On 30 June - 5 July 2025, CMAI researchers will participate at the IEEE International Joint Conference on Neural Networks (IJCNN 2025), the flagship conference of the IEEE Computational Intelligence Society and the International Neural Network Society. The Centre for Multimodal AI will have a strong presence at the conference.
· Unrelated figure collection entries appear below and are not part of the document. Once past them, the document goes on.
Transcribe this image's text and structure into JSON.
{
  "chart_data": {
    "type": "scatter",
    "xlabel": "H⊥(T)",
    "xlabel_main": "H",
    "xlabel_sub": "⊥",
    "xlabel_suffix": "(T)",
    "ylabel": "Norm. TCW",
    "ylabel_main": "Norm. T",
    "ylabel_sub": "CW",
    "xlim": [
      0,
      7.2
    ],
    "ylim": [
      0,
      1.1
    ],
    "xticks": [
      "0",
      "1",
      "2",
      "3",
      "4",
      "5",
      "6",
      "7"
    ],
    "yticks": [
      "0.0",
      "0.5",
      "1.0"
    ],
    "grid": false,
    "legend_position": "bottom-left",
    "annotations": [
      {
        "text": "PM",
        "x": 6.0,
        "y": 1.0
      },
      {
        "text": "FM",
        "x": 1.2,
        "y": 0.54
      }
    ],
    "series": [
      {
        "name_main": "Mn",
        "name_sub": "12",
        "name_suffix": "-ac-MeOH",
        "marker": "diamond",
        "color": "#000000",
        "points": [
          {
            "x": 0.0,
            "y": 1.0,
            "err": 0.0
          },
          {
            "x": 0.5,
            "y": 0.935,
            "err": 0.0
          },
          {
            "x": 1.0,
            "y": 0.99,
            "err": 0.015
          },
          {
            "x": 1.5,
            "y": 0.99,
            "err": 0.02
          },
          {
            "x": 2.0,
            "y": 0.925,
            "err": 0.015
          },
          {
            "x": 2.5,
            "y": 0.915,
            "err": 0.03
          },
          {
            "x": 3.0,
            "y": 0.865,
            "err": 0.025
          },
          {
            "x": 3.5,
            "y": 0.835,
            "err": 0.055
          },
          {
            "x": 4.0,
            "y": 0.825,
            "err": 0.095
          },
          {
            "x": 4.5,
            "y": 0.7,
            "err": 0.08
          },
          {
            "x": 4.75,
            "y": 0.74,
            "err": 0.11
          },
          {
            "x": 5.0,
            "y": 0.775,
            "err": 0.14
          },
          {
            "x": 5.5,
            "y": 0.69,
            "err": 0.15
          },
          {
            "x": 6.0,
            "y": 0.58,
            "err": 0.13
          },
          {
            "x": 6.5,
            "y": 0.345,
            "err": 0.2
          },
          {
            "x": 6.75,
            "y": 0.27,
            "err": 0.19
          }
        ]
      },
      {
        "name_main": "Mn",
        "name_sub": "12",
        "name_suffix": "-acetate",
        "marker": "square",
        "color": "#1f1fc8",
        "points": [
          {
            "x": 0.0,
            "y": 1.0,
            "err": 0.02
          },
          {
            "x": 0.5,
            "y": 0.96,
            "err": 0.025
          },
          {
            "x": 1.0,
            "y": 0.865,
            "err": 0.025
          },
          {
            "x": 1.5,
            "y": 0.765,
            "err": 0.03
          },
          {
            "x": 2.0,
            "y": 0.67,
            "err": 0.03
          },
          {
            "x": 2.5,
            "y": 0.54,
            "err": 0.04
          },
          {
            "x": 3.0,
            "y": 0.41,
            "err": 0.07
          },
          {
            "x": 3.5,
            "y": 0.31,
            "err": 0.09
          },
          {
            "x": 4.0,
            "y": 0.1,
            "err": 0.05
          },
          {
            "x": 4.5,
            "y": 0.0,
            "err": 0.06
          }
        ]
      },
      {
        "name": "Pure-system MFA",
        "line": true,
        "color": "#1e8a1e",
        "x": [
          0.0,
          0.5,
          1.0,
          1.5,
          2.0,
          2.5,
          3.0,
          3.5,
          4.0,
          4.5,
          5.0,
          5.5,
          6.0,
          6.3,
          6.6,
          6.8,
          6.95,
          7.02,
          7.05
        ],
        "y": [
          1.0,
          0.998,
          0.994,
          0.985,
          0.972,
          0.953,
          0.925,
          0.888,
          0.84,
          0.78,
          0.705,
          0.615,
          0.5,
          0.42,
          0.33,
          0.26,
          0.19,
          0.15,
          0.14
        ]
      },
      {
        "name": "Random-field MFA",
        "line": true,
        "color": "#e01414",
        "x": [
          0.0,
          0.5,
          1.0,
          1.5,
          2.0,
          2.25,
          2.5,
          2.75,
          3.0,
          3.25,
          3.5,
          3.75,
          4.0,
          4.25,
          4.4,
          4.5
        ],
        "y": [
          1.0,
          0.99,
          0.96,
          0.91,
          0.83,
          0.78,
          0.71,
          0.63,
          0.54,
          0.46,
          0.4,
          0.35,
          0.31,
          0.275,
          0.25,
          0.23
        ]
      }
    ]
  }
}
The following papers authored/co-authored by CMAI members will be presented at IJCNN 2025: VLLMs Provide Better Context for Emotion Understanding Through Common Sense Reasoning, by Alexandros Xenos, Niki Foteinopoulou, Ioanna Ntinou, Ioannis Patras, Georgios Tzimiropoulos ImprovNet - Generating Controllable Musical Improvisations with Iterative Corruption Refinement, by Keshav Bhandari, Sungkyun Chang, Tongyu Lu, Fareza Rahman Enus, Louis Bradshaw, Dorien Herremans, Simon Colton Mamba-Diffusion Model with Learnable Wavelet for Controllable Symbolic Music Generation, by Jincheng Zhang, George Fazekas, Charalampos Saitis Towards a Unified Representation Evaluation Framework Beyond Downstream Tasks, by Christos Plachouras, Julien Guinot, George Fazekas, Elio Quinton, Emmanouil Benetos, Johan Pauwels The following presentation from CMAI members will also be made at IJCNN 2025: Split Fine-Tuning of BERT-based Music Models in the Edge-Cloud Continuum: An Empirical Analysis, by Bradley Aldous, Wai Fong Tam, Ahmed M. A. Sayed See you in Rome!

CMAI best paper award at EvoMUSART 2025

Sun, 11 May 2025 23:00:00 +0100

The 14th International Conference on Artificial Intelligence in Music, Sound, Art and Design (EvoMUSART), part of Evostar, took place in Trieste, Italy, between 23 and 25 April 2025. We are pleased to announce that the following paper, authored by CMAI PhD student Keshav Bhandari, received the best paper award! Yin-Yang: Developing Motifs With Long-Term Structure And Controllability, Keshav Bhandari, Geraint A. Wiggins, Simon Colton Yin-Yang is a neuro-symbolic framework that combines three transformer models to generate structured melodies with coherent long-term development, while allowing user control over musical themes and variations.